Body bias is not a new technology. Texas Instruments used it for power optimization in bulk devices. In bulk devices, however, the effect has become smaller and less useful as feature sizes have fallen. In FD-SOI wafers, though, the buried oxide creates a capacitor underneath the transistor layer. Bias applied to one plate of the capacitor — the wafer bulk — changes the charge on the other plate, the device channel. For any individual device, Thean said, forward bias improves performance, while reverse bias reduces leakage.
Moreover, the bias can vary dynamically, under control of the circuit. In an SoC device, Schaeffer explained, some blocks might be inactive most of the time, but need high performance for brief intervals. Changing the bias can change the behavior of that block from power optimization to performance optimization. Another area might be active most of the time but have lower performance requirements, making a different bias preferable. Overall, Faynot said, appropriate biasing can add 10% to FD-SOI’s already impressive power savings.
Though FD-SOI wafers offer reduced dopant variability, other sources of process variability exist. Body bias can, for example, help compensate for variable die-to-die and center-to-edge device performance. For example, a small benchmark test could be used to establish a “background” bias.
This does not mean that FD-SOI wafers are going to displace bulk silicon, though. Though they offer substantial advantages for planar transistors, the comparison to finFET devices is less clear. Thean noted that the most challenging aspect of finFET design — the quantization of gate width to an integer number of fins — does offer some benefits. For instance, by making fins taller, designers can increase device area without increasing silicon footprint.
The improved electrostatics of FD-SOI devices help with channel control, but the fact remains that only a single gate is available to a planar transistor.

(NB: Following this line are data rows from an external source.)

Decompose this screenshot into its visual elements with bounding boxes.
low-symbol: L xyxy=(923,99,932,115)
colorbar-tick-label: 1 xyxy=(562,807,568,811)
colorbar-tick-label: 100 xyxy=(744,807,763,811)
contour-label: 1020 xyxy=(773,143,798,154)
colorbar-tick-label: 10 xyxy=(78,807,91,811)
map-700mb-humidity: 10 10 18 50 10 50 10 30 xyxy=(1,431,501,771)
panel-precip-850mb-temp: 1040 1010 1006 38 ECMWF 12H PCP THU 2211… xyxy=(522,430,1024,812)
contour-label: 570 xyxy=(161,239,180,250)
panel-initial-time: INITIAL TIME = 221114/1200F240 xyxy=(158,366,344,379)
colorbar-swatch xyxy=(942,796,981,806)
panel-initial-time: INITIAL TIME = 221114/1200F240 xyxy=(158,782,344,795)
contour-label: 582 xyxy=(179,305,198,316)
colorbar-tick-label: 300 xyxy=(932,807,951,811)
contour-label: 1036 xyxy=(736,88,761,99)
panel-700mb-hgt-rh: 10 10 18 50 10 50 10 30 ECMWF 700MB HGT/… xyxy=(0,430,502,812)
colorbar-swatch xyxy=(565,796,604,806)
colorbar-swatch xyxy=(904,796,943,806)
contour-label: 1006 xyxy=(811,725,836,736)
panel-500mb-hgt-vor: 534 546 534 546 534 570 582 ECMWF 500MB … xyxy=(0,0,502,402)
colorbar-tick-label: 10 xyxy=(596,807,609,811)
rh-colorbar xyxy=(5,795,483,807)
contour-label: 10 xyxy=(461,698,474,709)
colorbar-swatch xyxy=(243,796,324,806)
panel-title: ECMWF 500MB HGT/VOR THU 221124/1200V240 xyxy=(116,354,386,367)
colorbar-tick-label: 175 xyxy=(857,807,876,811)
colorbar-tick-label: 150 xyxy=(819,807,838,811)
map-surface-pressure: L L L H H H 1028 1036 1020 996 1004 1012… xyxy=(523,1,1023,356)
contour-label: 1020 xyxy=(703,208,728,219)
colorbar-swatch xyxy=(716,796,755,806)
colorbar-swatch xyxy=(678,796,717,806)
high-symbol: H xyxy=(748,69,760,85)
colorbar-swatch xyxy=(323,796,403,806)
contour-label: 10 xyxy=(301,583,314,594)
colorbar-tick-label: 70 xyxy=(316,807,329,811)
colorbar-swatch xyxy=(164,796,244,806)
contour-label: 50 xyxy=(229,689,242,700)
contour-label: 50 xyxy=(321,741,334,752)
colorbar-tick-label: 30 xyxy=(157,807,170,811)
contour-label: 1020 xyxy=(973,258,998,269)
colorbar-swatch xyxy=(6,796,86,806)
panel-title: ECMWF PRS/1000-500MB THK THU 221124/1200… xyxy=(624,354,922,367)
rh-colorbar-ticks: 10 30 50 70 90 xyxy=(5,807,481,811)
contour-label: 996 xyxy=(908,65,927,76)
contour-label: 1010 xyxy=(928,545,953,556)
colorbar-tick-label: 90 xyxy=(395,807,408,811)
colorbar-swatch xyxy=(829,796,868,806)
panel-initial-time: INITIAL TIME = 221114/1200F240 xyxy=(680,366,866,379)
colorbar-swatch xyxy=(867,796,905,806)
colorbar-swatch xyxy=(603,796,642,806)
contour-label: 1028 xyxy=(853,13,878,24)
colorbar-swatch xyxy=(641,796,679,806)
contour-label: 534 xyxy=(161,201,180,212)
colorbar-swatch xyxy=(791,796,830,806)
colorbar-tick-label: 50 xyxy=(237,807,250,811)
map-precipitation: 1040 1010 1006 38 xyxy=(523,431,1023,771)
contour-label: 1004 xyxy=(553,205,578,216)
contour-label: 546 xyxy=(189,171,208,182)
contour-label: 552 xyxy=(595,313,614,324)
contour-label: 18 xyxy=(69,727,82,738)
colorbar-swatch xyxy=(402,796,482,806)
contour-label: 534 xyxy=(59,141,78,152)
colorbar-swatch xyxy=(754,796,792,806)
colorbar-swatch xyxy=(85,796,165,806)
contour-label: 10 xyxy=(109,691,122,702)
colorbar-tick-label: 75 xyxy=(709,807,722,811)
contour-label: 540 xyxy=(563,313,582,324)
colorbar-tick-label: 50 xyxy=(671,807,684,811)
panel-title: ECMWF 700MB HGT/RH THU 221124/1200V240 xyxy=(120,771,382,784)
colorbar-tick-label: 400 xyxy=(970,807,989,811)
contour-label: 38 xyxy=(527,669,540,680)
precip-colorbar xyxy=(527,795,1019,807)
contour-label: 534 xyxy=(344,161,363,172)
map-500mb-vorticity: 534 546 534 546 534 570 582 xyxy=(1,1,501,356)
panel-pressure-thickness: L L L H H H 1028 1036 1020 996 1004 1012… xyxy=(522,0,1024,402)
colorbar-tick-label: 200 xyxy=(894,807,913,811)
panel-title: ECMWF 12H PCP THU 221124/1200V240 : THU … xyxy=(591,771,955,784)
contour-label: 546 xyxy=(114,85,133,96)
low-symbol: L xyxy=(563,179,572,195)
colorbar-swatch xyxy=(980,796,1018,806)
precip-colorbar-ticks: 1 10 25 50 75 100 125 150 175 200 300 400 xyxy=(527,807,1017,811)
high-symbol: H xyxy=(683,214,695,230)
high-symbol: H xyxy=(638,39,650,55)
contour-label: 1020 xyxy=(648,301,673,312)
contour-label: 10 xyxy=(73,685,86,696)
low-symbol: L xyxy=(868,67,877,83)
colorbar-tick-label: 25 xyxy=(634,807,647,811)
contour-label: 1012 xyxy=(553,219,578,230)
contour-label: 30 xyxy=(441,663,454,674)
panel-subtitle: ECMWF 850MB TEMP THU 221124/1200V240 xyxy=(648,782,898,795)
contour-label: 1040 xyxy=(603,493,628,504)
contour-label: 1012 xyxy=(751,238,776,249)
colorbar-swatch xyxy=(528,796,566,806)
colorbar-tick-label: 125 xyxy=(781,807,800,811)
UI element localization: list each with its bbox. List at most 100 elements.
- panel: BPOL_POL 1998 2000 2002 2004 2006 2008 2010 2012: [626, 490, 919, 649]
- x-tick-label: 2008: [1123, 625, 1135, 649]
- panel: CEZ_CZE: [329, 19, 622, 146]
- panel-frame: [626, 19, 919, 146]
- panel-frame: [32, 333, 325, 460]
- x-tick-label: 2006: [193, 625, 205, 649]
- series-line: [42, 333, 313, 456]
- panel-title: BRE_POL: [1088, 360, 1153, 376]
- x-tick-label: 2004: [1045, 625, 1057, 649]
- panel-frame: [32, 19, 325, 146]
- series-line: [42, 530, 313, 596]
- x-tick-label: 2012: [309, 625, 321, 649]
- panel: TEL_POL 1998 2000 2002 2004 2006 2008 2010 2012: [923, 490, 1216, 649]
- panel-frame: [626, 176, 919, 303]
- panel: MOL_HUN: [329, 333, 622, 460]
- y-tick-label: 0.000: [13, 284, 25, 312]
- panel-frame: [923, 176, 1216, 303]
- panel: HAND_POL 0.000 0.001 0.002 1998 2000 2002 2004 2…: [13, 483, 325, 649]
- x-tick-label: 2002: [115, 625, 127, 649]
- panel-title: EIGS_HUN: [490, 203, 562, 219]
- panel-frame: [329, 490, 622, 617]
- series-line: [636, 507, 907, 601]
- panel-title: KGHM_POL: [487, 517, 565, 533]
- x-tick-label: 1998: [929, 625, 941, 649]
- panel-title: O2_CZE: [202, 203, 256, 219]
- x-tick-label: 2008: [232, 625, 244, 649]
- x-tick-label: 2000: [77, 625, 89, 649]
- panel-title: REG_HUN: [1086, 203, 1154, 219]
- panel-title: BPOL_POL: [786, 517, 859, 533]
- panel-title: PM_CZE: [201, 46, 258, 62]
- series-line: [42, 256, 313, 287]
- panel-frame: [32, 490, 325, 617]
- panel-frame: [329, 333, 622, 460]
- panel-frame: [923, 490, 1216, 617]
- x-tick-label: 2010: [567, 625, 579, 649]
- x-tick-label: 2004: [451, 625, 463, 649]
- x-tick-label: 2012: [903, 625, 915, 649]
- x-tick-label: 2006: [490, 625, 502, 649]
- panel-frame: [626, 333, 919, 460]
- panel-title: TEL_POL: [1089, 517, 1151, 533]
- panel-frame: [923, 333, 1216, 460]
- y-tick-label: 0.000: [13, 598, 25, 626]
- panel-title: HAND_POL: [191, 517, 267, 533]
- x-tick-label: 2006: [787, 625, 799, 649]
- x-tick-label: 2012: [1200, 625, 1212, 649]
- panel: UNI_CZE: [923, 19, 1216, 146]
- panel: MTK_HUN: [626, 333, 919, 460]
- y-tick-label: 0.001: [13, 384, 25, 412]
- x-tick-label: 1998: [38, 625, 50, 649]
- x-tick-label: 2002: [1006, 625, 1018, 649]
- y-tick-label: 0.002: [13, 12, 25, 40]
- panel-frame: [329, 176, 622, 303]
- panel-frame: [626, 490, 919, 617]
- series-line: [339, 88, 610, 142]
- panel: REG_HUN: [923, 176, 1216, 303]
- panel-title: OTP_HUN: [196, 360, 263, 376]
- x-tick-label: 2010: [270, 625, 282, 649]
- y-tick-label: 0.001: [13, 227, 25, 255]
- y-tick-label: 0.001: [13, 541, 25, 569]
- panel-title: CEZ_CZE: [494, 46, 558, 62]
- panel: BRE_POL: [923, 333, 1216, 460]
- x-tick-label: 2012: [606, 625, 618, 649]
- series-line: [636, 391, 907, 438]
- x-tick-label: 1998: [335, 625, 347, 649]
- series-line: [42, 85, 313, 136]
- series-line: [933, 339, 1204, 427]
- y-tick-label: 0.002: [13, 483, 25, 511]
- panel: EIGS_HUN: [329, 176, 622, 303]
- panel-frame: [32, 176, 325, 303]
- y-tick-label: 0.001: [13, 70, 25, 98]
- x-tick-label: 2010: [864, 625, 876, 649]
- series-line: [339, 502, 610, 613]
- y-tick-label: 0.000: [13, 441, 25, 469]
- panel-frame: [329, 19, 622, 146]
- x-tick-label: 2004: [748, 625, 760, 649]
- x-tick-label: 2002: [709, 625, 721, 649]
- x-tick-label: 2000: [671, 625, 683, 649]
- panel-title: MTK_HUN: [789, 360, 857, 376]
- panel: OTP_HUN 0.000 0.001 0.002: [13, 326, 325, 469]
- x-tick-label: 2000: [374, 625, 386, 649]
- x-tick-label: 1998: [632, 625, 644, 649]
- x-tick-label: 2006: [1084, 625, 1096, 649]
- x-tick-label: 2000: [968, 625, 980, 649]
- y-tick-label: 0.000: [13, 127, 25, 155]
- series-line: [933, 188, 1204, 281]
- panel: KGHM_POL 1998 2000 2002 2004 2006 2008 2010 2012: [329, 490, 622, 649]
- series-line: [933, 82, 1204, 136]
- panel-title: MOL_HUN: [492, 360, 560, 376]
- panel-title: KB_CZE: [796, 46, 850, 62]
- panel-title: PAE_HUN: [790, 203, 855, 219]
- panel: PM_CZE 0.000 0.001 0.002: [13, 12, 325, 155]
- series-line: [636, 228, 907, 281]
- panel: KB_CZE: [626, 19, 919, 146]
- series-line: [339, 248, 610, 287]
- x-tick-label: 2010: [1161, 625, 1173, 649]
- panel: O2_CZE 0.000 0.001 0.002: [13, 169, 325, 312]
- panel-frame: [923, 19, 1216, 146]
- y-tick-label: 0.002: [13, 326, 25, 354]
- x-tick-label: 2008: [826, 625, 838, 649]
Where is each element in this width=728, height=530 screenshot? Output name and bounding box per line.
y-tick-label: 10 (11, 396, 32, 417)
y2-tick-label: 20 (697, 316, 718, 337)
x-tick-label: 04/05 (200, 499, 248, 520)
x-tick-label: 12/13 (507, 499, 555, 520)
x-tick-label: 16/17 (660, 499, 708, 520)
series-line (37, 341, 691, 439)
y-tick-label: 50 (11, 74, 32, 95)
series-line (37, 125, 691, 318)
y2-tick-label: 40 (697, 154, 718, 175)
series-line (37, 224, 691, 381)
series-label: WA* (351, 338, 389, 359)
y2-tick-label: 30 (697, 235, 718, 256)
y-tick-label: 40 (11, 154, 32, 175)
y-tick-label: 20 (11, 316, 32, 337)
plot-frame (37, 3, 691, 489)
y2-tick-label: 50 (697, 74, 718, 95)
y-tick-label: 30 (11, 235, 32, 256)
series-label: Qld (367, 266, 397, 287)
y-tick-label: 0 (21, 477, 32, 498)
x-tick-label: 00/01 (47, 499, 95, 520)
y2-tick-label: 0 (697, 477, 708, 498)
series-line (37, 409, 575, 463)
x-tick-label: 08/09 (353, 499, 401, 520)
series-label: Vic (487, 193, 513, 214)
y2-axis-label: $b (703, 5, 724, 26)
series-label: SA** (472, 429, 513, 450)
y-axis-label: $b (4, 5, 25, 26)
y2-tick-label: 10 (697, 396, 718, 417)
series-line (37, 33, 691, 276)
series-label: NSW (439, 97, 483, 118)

The advantages of multi-gate designs will only become more dramatic as devices shrink. While FD-SOI devices do very well in their power-sensitive niche, they are less competitive for highly performance-driven devices.
It’s also important to remember that not all SOI devices are planar. At 14nm, Faynot said, IBM has demonstrated FD-SOI finFETS, which are easier to etch than finFETs on bulk silicon. The 22nm node is likely to see SiGe PFET devices on SOI, improving the balance between NFET and PFET devices. Beyond 14nm, localized process strain — long established in bulk devices — will be needed for SOI NFETs, too.
So it’s not accurate to say that FD-SOI alone will solve the many problems looming for advanced transistors, but it does appear that it can be part of the solution for power-sensitive applications.